Gandhi was bound to fail in South Africa because Milner's days were numbered. Kitchener tipped Smuts the wink by telling him to agree to anything because the new administration would favour the Boers. They lost the war but won the peace. The British Empire was cracking up because national communities wanted to be masters in their own house. They would give short shrift to colored immigrants or 'minorities' (though South Africa had a Black majority).  

 Vasunia concludes his little essay on Gandhi & Socrates thus. 'Many of Gandhi’s interlocutors, opponents, and gaolers would have had a far deeper knowledge than Gandhi of Plato’s Greek 

because the average turnkey in an Indian prison attended an English Public School before reading 'Greats' at Oxford.

and a more wide-ranging familiarity with Plato’s dialogues (and, for that matter, of Ruskin’s work). Gandhi could not read classical Greek. But it was he, and not they, who perceived the transformative potential of the Apology in an English translation of the Victorian period and who thereby came to a better understanding of satyagraha, the truth-force that brought an Empire to its knees'

The Empire was brought to its knees on three different occasions

1) After the first world war, Britain was reliant on Indian troops in the MENA. It was losing to both the Bolsheviks and then the Turks.
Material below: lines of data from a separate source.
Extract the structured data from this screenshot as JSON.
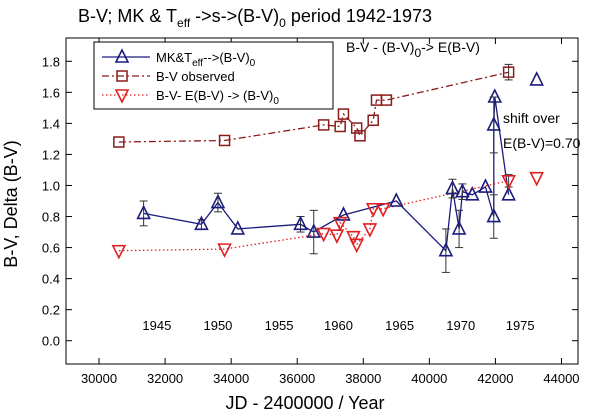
{
  "chart_data": {
    "type": "scatter",
    "title": {
      "prefix": "B-V;  MK & T",
      "sub1": "eff",
      "mid": " ->s->(B-V)",
      "sub2": "0",
      "suffix": " period 1942-1973"
    },
    "xlabel": "JD - 2400000 /  Year",
    "ylabel": "B-V,  Delta (B-V)",
    "xlim": [
      29000,
      44500
    ],
    "ylim": [
      -0.15,
      1.95
    ],
    "x_ticks": [
      30000,
      32000,
      34000,
      36000,
      38000,
      40000,
      42000,
      44000
    ],
    "y_ticks": [
      0.0,
      0.2,
      0.4,
      0.6,
      0.8,
      1.0,
      1.2,
      1.4,
      1.6,
      1.8
    ],
    "y_tick_labels": [
      "0.0",
      "0.2",
      "0.4",
      "0.6",
      "0.8",
      "1.0",
      "1.2",
      "1.4",
      "1.6",
      "1.8"
    ],
    "year_labels": [
      {
        "label": "1945",
        "jd": 31750
      },
      {
        "label": "1950",
        "jd": 33600
      },
      {
        "label": "1955",
        "jd": 35450
      },
      {
        "label": "1960",
        "jd": 37250
      },
      {
        "label": "1965",
        "jd": 39100
      },
      {
        "label": "1970",
        "jd": 40950
      },
      {
        "label": "1975",
        "jd": 42750
      }
    ],
    "annotations": {
      "top_right": {
        "prefix": "B-V - (B-V)",
        "sub": "0",
        "suffix": "-> E(B-V)"
      },
      "shift_line1": "shift over",
      "shift_line2": "E(B-V)=0.70"
    },
    "series": [
      {
        "name": "MK&Teff-->(B-V)0",
        "legend": {
          "prefix": "MK&T",
          "sub1": "eff",
          "mid": "-->(B-V)",
          "sub2": "0"
        },
        "color": "#1c1c7e",
        "marker": "triangle-up",
        "line": "solid",
        "points": [
          {
            "x": 31350,
            "y": 0.82,
            "err": 0.08
          },
          {
            "x": 33100,
            "y": 0.75,
            "err": 0.03
          },
          {
            "x": 33600,
            "y": 0.89,
            "err": 0.06
          },
          {
            "x": 34200,
            "y": 0.72
          },
          {
            "x": 36100,
            "y": 0.75,
            "err": 0.05
          },
          {
            "x": 36500,
            "y": 0.7,
            "err": 0.14
          },
          {
            "x": 37400,
            "y": 0.81
          },
          {
            "x": 39000,
            "y": 0.9
          },
          {
            "x": 40500,
            "y": 0.58,
            "err": 0.14
          },
          {
            "x": 40700,
            "y": 0.98,
            "err": 0.06
          },
          {
            "x": 40900,
            "y": 0.72,
            "err": 0.12
          },
          {
            "x": 41000,
            "y": 0.96,
            "err": 0.05
          },
          {
            "x": 41300,
            "y": 0.94
          },
          {
            "x": 41700,
            "y": 0.99
          },
          {
            "x": 41950,
            "y": 0.8,
            "err": 0.14
          },
          {
            "x": 41950,
            "y": 1.39,
            "err": 0.18
          },
          {
            "x": 41980,
            "y": 1.57
          },
          {
            "x": 42400,
            "y": 0.94
          }
        ]
      },
      {
        "name": "B-V observed",
        "legend": {
          "text": "B-V observed"
        },
        "color": "#8b1a1a",
        "marker": "square",
        "line": "dash-dot",
        "points": [
          {
            "x": 30600,
            "y": 1.28
          },
          {
            "x": 33800,
            "y": 1.29
          },
          {
            "x": 36800,
            "y": 1.39
          },
          {
            "x": 37300,
            "y": 1.38
          },
          {
            "x": 37400,
            "y": 1.46
          },
          {
            "x": 37800,
            "y": 1.37
          },
          {
            "x": 37900,
            "y": 1.32
          },
          {
            "x": 38300,
            "y": 1.42
          },
          {
            "x": 38400,
            "y": 1.55
          },
          {
            "x": 38700,
            "y": 1.55
          },
          {
            "x": 42400,
            "y": 1.73,
            "err": 0.05
          }
        ]
      },
      {
        "name": "B-V- E(B-V) -> (B-V)0",
        "legend": {
          "prefix": "B-V- E(B-V) -> (B-V)",
          "sub": "0"
        },
        "color": "#e02020",
        "marker": "triangle-down",
        "line": "dotted",
        "points": [
          {
            "x": 30600,
            "y": 0.58
          },
          {
            "x": 33800,
            "y": 0.59
          },
          {
            "x": 36800,
            "y": 0.69
          },
          {
            "x": 37200,
            "y": 0.68
          },
          {
            "x": 37300,
            "y": 0.76
          },
          {
            "x": 37700,
            "y": 0.67
          },
          {
            "x": 37800,
            "y": 0.62
          },
          {
            "x": 38200,
            "y": 0.72
          },
          {
            "x": 38300,
            "y": 0.85
          },
          {
            "x": 38600,
            "y": 0.85
          },
          {
            "x": 42400,
            "y": 1.03,
            "err": 0.04
          }
        ]
      }
    ],
    "extra_markers": [
      {
        "series_index": 0,
        "x": 43250,
        "y": 1.68
      },
      {
        "series_index": 2,
        "x": 43250,
        "y": 1.05
      }
    ]
  }
}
Ireland was in flames. Egypt was in a similar condition. Afghanistan, though losing the third War, could not be occupied. The head of the British Army, Sir Henry Wilson titled his speech to the War College- in 1921- 'the end of Empire'. Britain didn't have the troops or the money to hold India or Egypt or Ireland or even- if there was a Bolshevik uprising- England itself!

 Thankfully, Gandhi surrendered early in the next year so India did not get what Ireland and Egypt and Afghanistan got. I suppose this suited his financiers. Consider the case of Ghanshyam Das Birla. As a young man he'd had to go into hiding fearing getting caught up in the Roda cartridge case- i.e. being sent to prison for contact with Revolutionaries. Supporting Gandhi financially helped Birla gain respectability and the friendship of Tegart- the Police Commissioner who had slaughtered the Jugantar revolutionaries. After retirement Tegart became a director of Birla's holding company in London. Birla himself did very well both under the Raj and much more so in independent India. 

2) After the Wall Street Crash when Labour had once again come to power. Even the Tories admitted that India had to be placated. Thankfully Gandhi completely screwed everything up and managed to unite everybody against the Congress at the Second Round Table Conference. Still, his financiers got the Mody-Lee agreement while the Brits got to unilaterally dictate the pace and scope of the transfer of power.

3) After the fall of Singapore. Gandhi's stupidity was the 'Day of Deliverance' for the Muslim League. Quit India failed completely. Gandhi had become irrelevant save in so far as he could still collect money and blackmail his acolytes. Then a Hindu shot him- the fucker kept promising to fast to death but seemed set to live for ever, unlike Socrates whose 'practicing death' involved actually dying- and everybody breathed a sigh of relief. True some Chitpavan Brahmins were massacred in revenge but nobody really liked them.

 Gujeratis- Gandhi & Jinnah- had done their best and the outcome was the worst possible one. Not till Modi became P.M did Indians lose their prejudice against the smug, sanctimonious Gujju who might suddenly start babbling about Socrates or urine drinking or some other such shit.